Il ressort de l’extrait Kbis versé aux débats (pièce n° 17) que préalablement au cautionnement litigieux du 22 juillet 2014, M. [M] exploitait la société Le [Localité 10] d'[Localité 9] à Paris 16ème arrondissement qui avait été immatriculée au registre du commerce et des sociétés de Paris le 10 mai 2006 et dont l’activité était la restauration et la gérance d’un débit de tabac et bureau de validation du loto.
Il s’en déduit que M. [M] avait une expérience et de réelles et solides connaissances dans la vie des affaires depuis plus de 7 ans lors de la souscription de son engagement de caution, de sorte qu’il avait la qualité de caution avertie et que la banque n’était tenue à aucune obligation de mise en garde à son égard, dès lors qu’il n’est pas allégué que la banque aurait eu sur les revenus de la société LGayet, son patrimoine et ses facultés de remboursement raisonnablement prévisibles en l’état du succès escompté de l’opération, des informations que lui-même aurait ignorées.
C’est donc à juste titre que le tribunal a considéré que la banque n’était pas tenue à un devoir de mise en garde à l’égard de M. [M], étant en tout état de cause observé que celui-ci ne forme aucune demande d’indemnisation à ce titre dans le dispositif de ses écritures.
Sur les délais de paiement
M. [M] sollicite des délais de paiement de 24 mois.
La société société Intrum Debt Finance AG s’oppose à cette demande au motif que M. [M] ne verse aux débats aucune pièce permettant d’apprécier sa situation financière.
Selon l’article 1343-5 du code civil, le juge peut, compte tenu de la situation du débiteur et en considération des besoins du créancier, reporter ou échelonner, dans la limite de deux années, le paiement des sommes dues.
En l’espèce, force est de constater que M. [M] ne justifie pas de sa situation financière actuelle.
Il n’est donc pas démontré qu’il serait en mesure de régler sa dette dans le délai légal précité, étant relevé qu’il ne propose aucun échéancier de paiement et qu’il a déjà bénéficié d’un délai de plus de deux ans depuis l’assignation du 29 septembre 2022.
Il y a donc lieu de confirmer la décision déférée sur le rejet de la demande de délais de paiement.

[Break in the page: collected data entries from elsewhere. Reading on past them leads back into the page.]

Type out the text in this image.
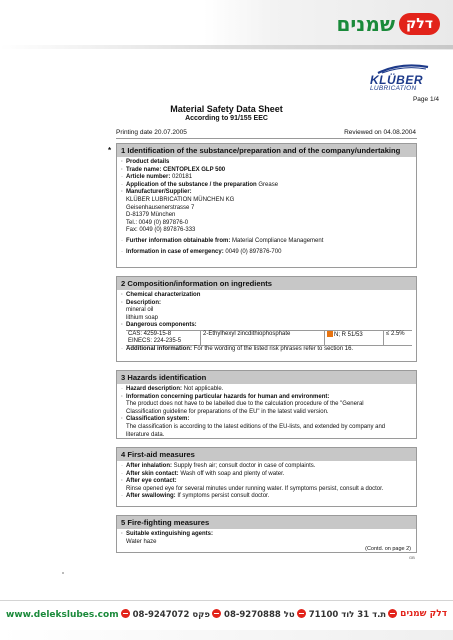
שמנים דלק
KLÜBER
LUBRICATION
Page 1/4
Material Safety Data Sheet
According to 91/155 EEC
Printing date 20.07.2005	Reviewed on 04.08.2004
*	1 Identification of the substance/preparation and of the company/undertaking
· Product details
· Trade name: CENTOPLEX GLP 500
· Article number: 020181
· Application of the substance / the preparation Grease
· Manufacturer/Supplier:
KLÜBER LUBRICATION MÜNCHEN KG
Geisenhausenerstrasse 7
D-81379 München
Tel.: 0049 (0) 897876-0
Fax: 0049 (0) 897876-333
· Further information obtainable from: Material Compliance Management
· Information in case of emergency: 0049 (0) 897876-700
2 Composition/information on ingredients
· Chemical characterization
· Description:
mineral oil
lithium soap
· Dangerous components:
CAS: 4259-15-8
EINECS: 224-235-5
	2-Ethylhexyl zincdithiophosphate	N; R 51/53	≤ 2.5%
· Additional information: For the wording of the listed risk phrases refer to section 16.
3 Hazards identification
· Hazard description: Not applicable.
· Information concerning particular hazards for human and environment:
The product does not have to be labelled due to the calculation procedure of the "General
Classification guideline for preparations of the EU" in the latest valid version.
· Classification system:
The classification is according to the latest editions of the EU-lists, and extended by company and
literature data.
4 First-aid measures
· After inhalation: Supply fresh air; consult doctor in case of complaints.
· After skin contact: Wash off with soap and plenty of water.
· After eye contact:
Rinse opened eye for several minutes under running water. If symptoms persist, consult a doctor.
· After swallowing: If symptoms persist consult doctor.
5 Fire-fighting measures
· Suitable extinguishing agents:
Water haze
(Contd. on page 2)
GB
www.delekslubes.com	08-9247072 פקס	08-9270888 טל	71100 ת.ד 31 לוד	דלק שמנים
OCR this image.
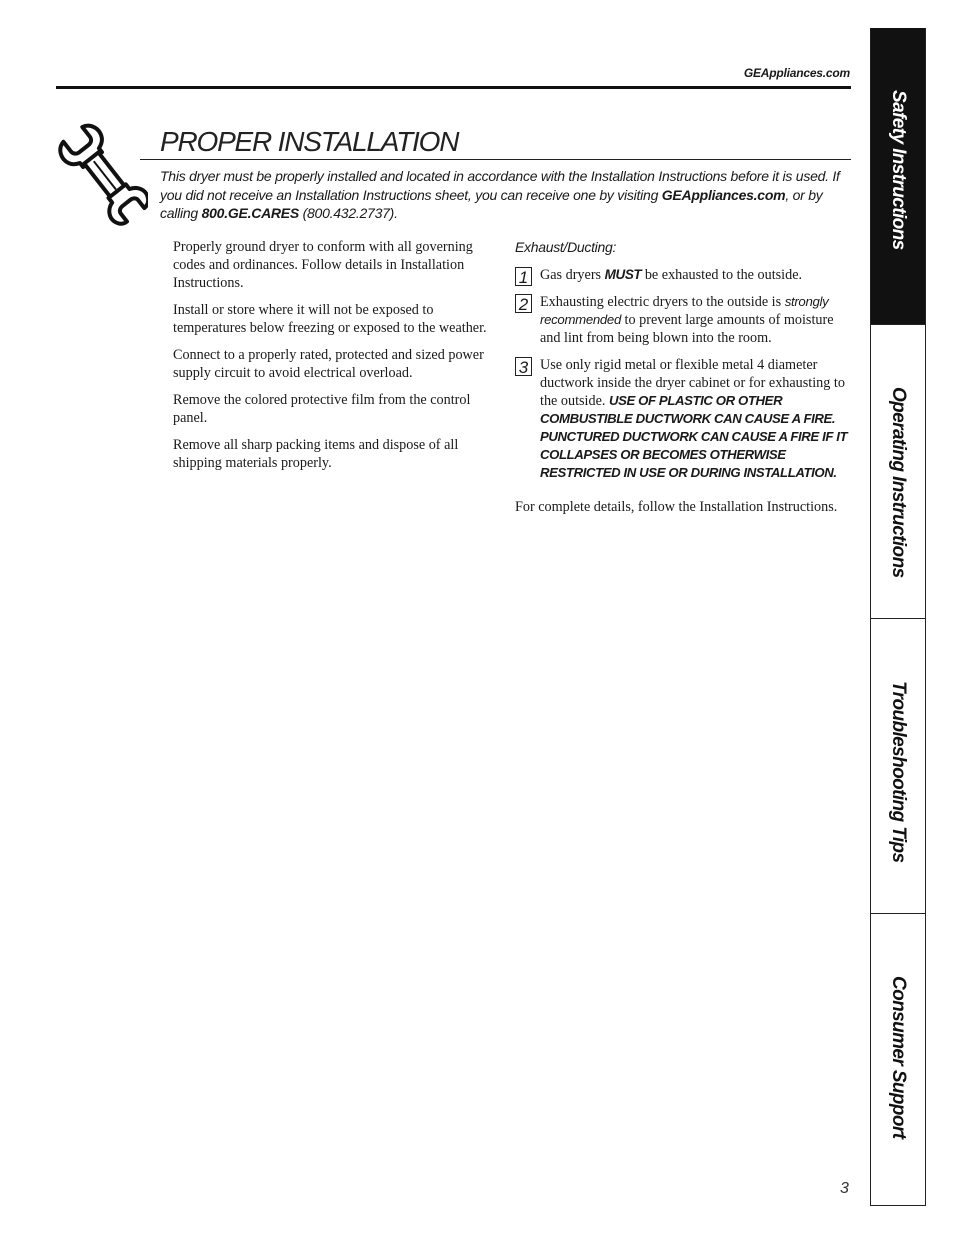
GEAppliances.com
PROPER INSTALLATION
This dryer must be properly installed and located in accordance with the Installation Instructions before it is used. If you did not receive an Installation Instructions sheet, you can receive one by visiting GEAppliances.com, or by calling 800.GE.CARES (800.432.2737).

Properly ground dryer to conform with all governing codes and ordinances. Follow details in Installation Instructions.

Install or store where it will not be exposed to temperatures below freezing or exposed to the weather.

Connect to a properly rated, protected and sized power supply circuit to avoid electrical overload.

Remove the colored protective film from the control panel.

Remove all sharp packing items and dispose of all shipping materials properly.

Exhaust/Ducting:

1 Gas dryers MUST be exhausted to the outside.
2 Exhausting electric dryers to the outside is strongly recommended to prevent large amounts of moisture and lint from being blown into the room.
3 Use only rigid metal or flexible metal 4 diameter ductwork inside the dryer cabinet or for exhausting to the outside. USE OF PLASTIC OR OTHER COMBUSTIBLE DUCTWORK CAN CAUSE A FIRE. PUNCTURED DUCTWORK CAN CAUSE A FIRE IF IT COLLAPSES OR BECOMES OTHERWISE RESTRICTED IN USE OR DURING INSTALLATION.

For complete details, follow the Installation Instructions.

Safety Instructions
Operating Instructions
Troubleshooting Tips
Consumer Support
3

Sur les dépens et les frais irrépétibles
Aux termes de l’article 696, alinéa premier, du code de procédure civile, la partie perdante est condamnée aux dépens, à moins que le juge, par décision motivée, n’en mette la totalité ou une fraction à la charge d’une autre partie. L’appelant sera donc condamné aux dépens.
En application de l’article 700 du code de procédure civile, le juge condamne la partie tenue aux dépens ou qui perd son procès à payer à l’autre partie la somme qu’il détermine, au titre des frais exposés et non compris dans les dépens. Sur ce fondement, M. [M] sera condamné à payer à la société Intrum Debt Finance AG la somme de 2 000 euros.
LA COUR, PAR CES MOTIFS,
CONFIRME le jugement du tribunal de commerce de Paris du 6 mars 2024 ;
Y ajoutant,
CONDAMNE M. [X] [M] à payer à la SA Intrum Debt Finance AG, représentée par la SAS Intrum Corporate venant aux droits de la SA Le Crédit Lyonnais, la somme de 2 000 euros sur le fondement de l’article 700 du code de procédure civile ;
CONDAMNE M. [X] [M] aux entiers dépens.